Forever enjoying the view
Remembering Julie and Hayley with love.
Colin and Maureen Nicholson
Another Christmas without you and it doesn't get any easier.
Love you Pops xxx
It is 27 years since Pauline passed away in the care of the Hospice. I still miss her and talk to her.
My first Christmas without you Mum. I do know though that you are still with me in your own way. We will always be together. Be at peace until we see each other again. Love, your little girl xxx
Remembering you Dad all year and especially at hogmanay. Special times.
We’ll always remember you through our very own little Eva
Thinking of our wonderful Mum and Nana at Christmas time. Always in our thoughts. She will be so greatly missed as she is every day.

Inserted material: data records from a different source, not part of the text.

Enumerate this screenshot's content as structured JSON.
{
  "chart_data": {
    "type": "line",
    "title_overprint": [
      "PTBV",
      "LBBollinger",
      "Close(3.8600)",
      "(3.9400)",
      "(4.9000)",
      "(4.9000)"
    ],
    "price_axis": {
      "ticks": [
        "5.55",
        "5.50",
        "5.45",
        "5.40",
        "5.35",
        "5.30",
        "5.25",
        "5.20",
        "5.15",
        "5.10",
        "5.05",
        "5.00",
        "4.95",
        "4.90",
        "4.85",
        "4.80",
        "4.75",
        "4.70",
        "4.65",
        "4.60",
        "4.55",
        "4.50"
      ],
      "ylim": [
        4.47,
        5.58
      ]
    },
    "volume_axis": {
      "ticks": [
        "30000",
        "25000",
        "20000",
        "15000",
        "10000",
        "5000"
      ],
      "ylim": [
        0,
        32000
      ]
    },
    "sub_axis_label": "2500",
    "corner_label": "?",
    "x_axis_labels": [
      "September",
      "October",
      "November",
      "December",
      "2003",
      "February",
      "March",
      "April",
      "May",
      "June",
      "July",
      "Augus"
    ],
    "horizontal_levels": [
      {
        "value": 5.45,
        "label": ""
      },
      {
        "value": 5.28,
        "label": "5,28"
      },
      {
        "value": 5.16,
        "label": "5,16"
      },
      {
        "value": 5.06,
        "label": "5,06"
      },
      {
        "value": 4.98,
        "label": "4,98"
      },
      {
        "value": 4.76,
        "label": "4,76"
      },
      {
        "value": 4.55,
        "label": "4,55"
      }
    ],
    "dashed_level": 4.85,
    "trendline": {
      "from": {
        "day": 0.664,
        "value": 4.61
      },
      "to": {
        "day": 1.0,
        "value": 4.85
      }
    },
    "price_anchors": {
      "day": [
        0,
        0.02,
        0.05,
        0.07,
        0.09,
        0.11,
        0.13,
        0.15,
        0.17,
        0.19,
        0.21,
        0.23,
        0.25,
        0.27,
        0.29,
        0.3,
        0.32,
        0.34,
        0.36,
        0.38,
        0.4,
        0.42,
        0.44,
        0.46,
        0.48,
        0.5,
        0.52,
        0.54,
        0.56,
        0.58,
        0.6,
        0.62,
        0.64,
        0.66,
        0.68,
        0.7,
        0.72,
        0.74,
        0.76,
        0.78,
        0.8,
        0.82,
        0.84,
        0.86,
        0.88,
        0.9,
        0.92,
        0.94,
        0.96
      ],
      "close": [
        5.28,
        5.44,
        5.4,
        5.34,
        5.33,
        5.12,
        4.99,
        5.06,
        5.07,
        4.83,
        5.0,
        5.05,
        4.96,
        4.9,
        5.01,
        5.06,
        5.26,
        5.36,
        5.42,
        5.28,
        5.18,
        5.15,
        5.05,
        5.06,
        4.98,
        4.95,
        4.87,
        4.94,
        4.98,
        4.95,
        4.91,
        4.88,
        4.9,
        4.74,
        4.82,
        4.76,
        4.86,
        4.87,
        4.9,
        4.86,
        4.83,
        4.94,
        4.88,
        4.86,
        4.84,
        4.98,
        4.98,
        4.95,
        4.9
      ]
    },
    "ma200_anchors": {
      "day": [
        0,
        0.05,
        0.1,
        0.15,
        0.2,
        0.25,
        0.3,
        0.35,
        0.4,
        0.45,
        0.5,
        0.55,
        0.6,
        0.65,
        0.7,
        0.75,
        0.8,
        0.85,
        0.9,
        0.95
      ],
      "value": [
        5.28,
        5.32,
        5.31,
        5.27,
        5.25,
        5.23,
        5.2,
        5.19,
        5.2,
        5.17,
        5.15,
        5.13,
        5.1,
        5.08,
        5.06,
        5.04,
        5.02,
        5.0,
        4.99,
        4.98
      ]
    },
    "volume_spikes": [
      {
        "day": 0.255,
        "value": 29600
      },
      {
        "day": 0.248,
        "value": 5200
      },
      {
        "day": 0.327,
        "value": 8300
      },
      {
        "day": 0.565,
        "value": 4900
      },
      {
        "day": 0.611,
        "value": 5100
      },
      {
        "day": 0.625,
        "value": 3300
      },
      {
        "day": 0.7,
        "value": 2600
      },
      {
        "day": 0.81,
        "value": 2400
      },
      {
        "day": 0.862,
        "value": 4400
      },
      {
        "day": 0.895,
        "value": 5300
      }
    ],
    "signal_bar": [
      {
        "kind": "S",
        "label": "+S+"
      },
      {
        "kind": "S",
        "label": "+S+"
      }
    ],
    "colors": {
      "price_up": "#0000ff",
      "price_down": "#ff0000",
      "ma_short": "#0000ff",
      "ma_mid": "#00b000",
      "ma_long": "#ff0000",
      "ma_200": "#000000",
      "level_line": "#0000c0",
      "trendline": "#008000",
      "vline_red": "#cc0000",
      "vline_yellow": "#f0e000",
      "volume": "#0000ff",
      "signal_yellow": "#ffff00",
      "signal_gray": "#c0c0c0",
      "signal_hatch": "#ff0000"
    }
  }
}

Sending her all our love and kisses. xxxxxx
I miss you playing little jingles to wake us up on Christmas morning. I miss the smile on your face and excitement in yours eyes when you present us with Christmas stockings – that you STILL did for us all even as adults each year. I miss the strange/odd gifts you used to buy me that you thought I’d love! I miss seeing you dancing and singing to ‘rocking around the Christmas tree’ (usually in something red!) in the kitchen while we prepped and cooked Christmas dinner together… and so much more besides.
I regret that you never saw me happy with Russ who I met the year after you passed and I am saddened that you never got to hold your Grandchild Oakley. But you live on in all of us and Russ tells me he feels like he knows you as I speak of you so often and Oakley will feel the same in time I’m sure it – he already has a lot of love for ‘Nanny Bear’ who he kisses and cuddles often. I tell him he has to be a good boy as Nanny is always watching and checking in on him!
We miss you Mum, our sun moon and stars xxxxxx
Grandma loved Christmas and having family round. First one this year without her xx
The light of my life suddenly taken away far too soon, always in my heart.
A loving mum and a beautiful Auntie. Both missed every day but especially at Christmas time.